The results of this project will create reliable measures of creative ability for ecologically valid longitudinal assessment in school settings, construct a comprehensive picture of developmental milestones in creativity and windows of opportunity to foster its growth, provide a testable model of creativity development that can steer future research, and perhaps most importantly, an adaptive learning environment covering a broad range of content that can be used daily by children to playfully develop their creative thinking skills.

How will my work change children’s and youth’s lives?

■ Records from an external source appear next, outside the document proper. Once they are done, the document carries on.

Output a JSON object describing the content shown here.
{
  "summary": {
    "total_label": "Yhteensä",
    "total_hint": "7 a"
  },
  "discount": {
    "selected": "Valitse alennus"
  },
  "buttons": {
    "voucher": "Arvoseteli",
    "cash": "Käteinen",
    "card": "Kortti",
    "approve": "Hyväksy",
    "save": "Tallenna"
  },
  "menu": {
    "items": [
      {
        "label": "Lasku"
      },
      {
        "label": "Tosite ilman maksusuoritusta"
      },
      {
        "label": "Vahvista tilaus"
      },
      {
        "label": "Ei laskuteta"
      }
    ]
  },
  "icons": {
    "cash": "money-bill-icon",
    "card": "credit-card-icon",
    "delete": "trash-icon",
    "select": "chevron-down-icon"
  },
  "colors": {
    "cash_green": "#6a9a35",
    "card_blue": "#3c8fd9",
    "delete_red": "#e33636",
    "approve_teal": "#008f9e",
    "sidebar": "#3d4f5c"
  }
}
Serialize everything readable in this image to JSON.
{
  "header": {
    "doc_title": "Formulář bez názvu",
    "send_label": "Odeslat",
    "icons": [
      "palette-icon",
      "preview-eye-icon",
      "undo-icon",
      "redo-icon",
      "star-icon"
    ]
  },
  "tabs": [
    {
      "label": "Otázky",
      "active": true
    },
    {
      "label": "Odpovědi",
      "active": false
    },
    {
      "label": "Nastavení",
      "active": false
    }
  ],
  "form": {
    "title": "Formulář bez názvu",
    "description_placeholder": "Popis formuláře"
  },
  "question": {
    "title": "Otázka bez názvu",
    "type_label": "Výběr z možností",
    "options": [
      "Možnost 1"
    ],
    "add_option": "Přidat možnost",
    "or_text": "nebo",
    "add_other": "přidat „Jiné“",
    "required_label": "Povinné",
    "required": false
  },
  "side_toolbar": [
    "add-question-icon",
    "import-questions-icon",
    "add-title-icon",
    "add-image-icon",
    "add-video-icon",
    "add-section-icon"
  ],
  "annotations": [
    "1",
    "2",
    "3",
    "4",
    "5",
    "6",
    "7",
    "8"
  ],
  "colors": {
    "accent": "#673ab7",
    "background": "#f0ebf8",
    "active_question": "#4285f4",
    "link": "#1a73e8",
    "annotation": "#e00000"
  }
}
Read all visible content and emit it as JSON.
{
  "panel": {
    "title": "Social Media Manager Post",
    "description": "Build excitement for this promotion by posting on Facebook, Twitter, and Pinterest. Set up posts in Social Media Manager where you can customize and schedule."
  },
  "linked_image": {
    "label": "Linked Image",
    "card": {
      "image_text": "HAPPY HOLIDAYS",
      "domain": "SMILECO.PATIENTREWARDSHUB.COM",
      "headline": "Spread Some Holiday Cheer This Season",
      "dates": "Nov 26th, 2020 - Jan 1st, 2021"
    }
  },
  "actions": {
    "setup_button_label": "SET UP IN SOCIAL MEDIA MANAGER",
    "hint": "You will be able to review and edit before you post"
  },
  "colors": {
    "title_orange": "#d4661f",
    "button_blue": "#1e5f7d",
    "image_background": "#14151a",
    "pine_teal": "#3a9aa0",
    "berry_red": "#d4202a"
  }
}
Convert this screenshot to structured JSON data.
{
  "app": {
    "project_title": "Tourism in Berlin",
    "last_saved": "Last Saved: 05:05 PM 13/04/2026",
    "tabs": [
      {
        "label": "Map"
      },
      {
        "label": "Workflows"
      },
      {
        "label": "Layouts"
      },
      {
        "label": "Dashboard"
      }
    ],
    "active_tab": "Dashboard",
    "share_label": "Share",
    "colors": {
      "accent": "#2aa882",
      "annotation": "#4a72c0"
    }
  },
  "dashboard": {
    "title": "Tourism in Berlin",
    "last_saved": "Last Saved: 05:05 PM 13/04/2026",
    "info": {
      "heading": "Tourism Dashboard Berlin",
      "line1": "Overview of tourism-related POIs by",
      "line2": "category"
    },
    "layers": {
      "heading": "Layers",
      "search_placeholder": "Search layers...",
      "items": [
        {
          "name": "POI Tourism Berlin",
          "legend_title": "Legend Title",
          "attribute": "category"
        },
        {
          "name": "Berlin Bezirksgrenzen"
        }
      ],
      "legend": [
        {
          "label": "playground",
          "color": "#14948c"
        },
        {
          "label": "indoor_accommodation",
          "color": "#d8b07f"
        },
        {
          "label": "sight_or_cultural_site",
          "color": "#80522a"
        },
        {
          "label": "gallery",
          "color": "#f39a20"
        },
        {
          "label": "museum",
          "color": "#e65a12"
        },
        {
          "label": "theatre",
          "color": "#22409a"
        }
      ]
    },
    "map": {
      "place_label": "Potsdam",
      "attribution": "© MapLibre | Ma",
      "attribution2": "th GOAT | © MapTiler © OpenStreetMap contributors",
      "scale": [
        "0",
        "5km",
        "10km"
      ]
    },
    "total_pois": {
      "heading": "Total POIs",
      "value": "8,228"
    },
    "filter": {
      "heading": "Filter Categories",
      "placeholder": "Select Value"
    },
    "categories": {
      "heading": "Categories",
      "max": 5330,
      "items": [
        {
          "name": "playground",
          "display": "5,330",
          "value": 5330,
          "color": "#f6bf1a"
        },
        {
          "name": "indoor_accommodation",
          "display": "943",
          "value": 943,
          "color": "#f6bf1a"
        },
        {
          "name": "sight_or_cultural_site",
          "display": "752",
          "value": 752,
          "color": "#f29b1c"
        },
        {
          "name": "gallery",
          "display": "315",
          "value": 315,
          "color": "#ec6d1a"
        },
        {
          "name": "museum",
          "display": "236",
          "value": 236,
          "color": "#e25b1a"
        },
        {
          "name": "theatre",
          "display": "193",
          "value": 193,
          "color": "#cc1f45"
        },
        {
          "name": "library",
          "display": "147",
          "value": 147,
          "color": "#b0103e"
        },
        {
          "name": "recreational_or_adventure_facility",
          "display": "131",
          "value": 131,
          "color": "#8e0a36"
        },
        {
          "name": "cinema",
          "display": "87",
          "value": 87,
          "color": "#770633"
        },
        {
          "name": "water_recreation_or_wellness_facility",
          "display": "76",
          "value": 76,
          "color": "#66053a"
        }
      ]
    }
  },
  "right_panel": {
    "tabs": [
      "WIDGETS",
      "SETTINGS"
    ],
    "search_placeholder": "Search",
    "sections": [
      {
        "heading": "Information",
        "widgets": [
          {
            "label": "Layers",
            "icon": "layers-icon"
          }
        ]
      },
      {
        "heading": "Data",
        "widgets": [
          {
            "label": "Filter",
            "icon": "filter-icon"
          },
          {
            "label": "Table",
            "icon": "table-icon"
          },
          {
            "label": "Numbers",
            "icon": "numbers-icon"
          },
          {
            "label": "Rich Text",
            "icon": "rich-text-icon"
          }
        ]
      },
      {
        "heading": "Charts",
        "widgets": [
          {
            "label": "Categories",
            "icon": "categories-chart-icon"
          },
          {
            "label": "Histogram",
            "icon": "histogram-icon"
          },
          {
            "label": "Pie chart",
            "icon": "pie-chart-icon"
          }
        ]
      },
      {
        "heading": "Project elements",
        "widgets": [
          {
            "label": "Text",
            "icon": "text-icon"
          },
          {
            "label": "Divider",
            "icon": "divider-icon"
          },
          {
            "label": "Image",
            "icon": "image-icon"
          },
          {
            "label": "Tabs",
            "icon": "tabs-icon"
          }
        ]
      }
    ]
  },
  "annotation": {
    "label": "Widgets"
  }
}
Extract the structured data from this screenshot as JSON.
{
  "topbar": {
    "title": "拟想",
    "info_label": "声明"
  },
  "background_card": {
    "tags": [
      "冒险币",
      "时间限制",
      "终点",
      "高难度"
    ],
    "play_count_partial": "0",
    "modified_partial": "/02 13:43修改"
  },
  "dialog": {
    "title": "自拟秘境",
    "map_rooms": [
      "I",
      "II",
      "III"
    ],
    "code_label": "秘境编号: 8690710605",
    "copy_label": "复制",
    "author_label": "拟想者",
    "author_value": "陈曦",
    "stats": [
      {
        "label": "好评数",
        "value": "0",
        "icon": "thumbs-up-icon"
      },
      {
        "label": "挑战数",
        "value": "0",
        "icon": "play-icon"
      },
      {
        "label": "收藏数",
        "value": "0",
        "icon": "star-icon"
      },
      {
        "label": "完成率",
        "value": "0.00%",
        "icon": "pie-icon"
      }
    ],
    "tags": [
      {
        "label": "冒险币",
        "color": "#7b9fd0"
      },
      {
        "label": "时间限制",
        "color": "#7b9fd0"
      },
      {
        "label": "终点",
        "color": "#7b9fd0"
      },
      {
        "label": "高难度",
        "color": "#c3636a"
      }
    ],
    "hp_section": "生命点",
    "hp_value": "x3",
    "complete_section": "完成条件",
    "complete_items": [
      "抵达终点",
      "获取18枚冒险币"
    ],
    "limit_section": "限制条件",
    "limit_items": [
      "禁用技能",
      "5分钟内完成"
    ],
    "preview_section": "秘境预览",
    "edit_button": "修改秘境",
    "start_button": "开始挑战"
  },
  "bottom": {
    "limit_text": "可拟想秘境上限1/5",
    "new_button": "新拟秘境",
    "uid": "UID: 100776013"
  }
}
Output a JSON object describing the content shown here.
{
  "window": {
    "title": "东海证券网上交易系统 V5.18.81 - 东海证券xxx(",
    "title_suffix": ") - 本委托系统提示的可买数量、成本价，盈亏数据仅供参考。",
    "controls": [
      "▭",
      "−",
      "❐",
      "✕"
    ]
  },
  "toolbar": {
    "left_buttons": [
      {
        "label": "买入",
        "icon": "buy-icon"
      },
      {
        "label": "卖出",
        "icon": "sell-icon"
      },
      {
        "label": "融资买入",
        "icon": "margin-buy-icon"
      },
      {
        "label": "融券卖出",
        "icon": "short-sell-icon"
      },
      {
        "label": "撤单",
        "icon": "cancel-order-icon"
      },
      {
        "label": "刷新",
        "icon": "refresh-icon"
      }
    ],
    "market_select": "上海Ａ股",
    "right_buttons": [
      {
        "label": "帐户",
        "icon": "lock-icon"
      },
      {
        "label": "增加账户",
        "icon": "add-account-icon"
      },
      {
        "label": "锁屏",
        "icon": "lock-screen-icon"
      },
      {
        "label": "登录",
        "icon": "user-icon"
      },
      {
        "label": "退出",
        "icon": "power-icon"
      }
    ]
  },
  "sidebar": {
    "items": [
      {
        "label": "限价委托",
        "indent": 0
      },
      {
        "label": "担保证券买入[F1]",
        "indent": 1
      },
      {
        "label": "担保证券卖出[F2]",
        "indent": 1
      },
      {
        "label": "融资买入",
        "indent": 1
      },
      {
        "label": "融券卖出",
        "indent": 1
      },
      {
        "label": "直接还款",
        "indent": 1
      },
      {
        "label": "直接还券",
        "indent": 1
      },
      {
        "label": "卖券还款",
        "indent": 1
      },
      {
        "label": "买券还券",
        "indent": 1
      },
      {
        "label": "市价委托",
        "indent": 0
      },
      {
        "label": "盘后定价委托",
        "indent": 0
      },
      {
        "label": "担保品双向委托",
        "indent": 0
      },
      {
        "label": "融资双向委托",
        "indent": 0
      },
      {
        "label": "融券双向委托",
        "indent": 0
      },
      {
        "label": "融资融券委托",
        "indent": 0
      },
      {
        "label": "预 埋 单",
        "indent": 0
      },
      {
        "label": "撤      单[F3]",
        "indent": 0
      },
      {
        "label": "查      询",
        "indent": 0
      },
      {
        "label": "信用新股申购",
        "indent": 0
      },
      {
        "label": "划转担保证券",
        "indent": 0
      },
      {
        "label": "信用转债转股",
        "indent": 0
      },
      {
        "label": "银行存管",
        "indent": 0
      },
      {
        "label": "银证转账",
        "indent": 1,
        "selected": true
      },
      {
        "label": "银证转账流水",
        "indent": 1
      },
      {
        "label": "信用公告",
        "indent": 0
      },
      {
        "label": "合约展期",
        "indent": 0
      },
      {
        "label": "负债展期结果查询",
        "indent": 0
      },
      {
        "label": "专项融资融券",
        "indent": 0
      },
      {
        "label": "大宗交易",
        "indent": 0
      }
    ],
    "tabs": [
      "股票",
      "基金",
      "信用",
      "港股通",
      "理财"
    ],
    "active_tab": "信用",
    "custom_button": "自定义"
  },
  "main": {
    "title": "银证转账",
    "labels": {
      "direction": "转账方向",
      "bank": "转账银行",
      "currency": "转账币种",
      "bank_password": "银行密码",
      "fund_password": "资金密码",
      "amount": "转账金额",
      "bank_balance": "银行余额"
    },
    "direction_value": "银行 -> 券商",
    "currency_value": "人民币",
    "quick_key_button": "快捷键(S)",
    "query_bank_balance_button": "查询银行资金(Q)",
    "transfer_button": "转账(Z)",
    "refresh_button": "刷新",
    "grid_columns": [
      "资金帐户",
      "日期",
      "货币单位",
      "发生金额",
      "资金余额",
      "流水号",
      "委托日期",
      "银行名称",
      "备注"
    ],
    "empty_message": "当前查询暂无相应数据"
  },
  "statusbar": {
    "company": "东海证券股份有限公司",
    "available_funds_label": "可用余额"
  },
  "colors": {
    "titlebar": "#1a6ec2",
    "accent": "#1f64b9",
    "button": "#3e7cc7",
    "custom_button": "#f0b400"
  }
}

This project will directly change children’s and youth’s lives by creating an adaptive digital learning environment where they can playfully practice creative problem solving in math, word and reasoning games at their own changing ability level. At the same time, we will track how children’s creative problem-solving changes over time and use this information to devise a formal model of how creativity develops. This model will lead to insights and predictions that can be tested with ongoing data collection. We will answer age-old questions about the nature and nurture of creativity and how it develops. For example, “Does creativity dip during elementary school?”, “Is adolescence an optimal period to train creative thinking?” and “Do you have to be smart to be creative?”. For educators in particular, a main result is a comprehensive picture of developmental milestones in creativity and windows of opportunity to foster its growth. As such, insights gained from this project could then impact children’s and youth’s lives by influencing educational practice and policy.